Landecker, H. (2024). Life as Aftermath: Social Theory for an Age of Anthropogenic Biology. Science, Technology, & Human Values0(0). https://doi.org/10.1177/01622439241233946

Excerpt:

Anthropogenic pressures now shape the development, interrelations, and evolution of microbes, plants, animals, and humans. In an age of oxidative stress and failures of DNA repair, cytokine storms and microbial dysbiosis, social scientific theory stutters in the face of biological consequences of forces it masterfully detailed, from biopower to looping kinds.
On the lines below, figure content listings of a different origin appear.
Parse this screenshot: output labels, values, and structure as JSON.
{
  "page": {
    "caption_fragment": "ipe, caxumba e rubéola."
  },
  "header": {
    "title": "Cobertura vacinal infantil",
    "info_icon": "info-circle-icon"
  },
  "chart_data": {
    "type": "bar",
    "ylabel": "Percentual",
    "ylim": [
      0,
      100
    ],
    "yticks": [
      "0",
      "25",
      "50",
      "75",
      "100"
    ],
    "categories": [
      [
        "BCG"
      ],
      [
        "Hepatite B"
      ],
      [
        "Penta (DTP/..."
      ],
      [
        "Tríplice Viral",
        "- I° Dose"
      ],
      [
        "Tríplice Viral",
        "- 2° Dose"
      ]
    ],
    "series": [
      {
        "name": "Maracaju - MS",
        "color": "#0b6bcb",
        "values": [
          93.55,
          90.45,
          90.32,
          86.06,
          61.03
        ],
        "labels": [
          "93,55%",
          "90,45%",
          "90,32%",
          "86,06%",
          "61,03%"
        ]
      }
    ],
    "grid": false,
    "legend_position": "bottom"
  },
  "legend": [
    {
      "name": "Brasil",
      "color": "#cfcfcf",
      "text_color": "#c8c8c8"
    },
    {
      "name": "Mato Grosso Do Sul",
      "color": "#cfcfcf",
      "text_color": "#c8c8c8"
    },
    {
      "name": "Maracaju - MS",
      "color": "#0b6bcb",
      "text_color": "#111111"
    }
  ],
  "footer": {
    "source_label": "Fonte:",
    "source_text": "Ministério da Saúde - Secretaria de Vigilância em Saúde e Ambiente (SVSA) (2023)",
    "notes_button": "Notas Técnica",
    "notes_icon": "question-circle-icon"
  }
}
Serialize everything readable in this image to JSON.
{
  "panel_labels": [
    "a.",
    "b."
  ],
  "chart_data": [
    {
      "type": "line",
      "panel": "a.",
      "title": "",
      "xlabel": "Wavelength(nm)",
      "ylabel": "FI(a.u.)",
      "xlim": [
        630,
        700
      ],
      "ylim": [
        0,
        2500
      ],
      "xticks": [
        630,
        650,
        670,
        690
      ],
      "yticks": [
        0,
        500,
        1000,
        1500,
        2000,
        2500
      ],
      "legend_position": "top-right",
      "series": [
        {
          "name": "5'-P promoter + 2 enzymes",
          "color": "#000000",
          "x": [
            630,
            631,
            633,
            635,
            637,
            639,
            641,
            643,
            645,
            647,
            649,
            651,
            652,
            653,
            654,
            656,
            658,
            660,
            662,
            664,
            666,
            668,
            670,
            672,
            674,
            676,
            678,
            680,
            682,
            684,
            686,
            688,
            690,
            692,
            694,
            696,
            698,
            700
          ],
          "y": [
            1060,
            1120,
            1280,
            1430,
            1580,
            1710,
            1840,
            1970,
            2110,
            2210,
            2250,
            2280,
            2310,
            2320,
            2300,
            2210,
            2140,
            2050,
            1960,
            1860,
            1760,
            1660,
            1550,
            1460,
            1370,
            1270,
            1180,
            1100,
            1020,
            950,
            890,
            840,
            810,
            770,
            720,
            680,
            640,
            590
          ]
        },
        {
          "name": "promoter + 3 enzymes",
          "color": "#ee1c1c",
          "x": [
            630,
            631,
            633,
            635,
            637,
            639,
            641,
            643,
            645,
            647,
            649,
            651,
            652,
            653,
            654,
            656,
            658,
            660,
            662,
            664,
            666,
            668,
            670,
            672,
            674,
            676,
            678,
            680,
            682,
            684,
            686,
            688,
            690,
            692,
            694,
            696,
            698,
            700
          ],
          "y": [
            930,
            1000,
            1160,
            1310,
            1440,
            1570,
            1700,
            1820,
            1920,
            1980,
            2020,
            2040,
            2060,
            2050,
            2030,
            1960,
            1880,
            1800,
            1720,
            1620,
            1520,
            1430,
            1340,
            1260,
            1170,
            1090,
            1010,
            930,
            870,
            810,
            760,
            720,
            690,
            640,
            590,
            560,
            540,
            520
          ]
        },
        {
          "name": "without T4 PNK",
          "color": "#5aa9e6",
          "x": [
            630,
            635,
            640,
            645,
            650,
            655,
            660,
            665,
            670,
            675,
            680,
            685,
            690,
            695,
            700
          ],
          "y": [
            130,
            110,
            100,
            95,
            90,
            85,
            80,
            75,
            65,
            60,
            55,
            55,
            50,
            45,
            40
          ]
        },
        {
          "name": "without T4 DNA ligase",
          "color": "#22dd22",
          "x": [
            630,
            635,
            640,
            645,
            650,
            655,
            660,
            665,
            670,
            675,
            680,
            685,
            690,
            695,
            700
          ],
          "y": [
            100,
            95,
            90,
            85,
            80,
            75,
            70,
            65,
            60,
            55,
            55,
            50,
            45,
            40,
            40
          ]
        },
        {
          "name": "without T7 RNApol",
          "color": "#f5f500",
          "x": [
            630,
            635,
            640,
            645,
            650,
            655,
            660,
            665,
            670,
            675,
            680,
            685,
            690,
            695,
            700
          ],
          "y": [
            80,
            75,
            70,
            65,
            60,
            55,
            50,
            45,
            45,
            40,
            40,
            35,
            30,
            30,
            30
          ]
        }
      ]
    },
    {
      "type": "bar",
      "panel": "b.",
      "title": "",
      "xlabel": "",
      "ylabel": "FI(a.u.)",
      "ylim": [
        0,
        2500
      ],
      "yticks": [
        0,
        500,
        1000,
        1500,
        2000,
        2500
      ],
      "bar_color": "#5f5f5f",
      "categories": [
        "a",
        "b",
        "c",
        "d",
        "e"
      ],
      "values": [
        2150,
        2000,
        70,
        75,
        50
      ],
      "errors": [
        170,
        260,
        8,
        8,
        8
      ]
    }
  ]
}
Concepts of the fallibility of knowledge from the unanticipated consequence to the wicked problem are too generic to fathom the nature of the living within reconfigured biotic-abiotic relations in the aftermath of industrialization. Working through examples—genetic modification in weed control, and solvents in cryobiology—this paper offers a novel analytic for anthropogenic biology specific to the relations between knowledge and life in the wake of the industrial twentieth century: a novel patterning of living matter and process from the molecular to the ecological arising with forms of biological control. Changes in pathogens and hosts, targets and bystanders are specific to the form of control but not anticipated by it, illegible within its originating logics. Hubris gone moldy, anthropogenic biology grows from forms of power that overestimate the comprehensiveness of their own efficacy, mistaking the ability to temporarily control living things for full knowledge of them.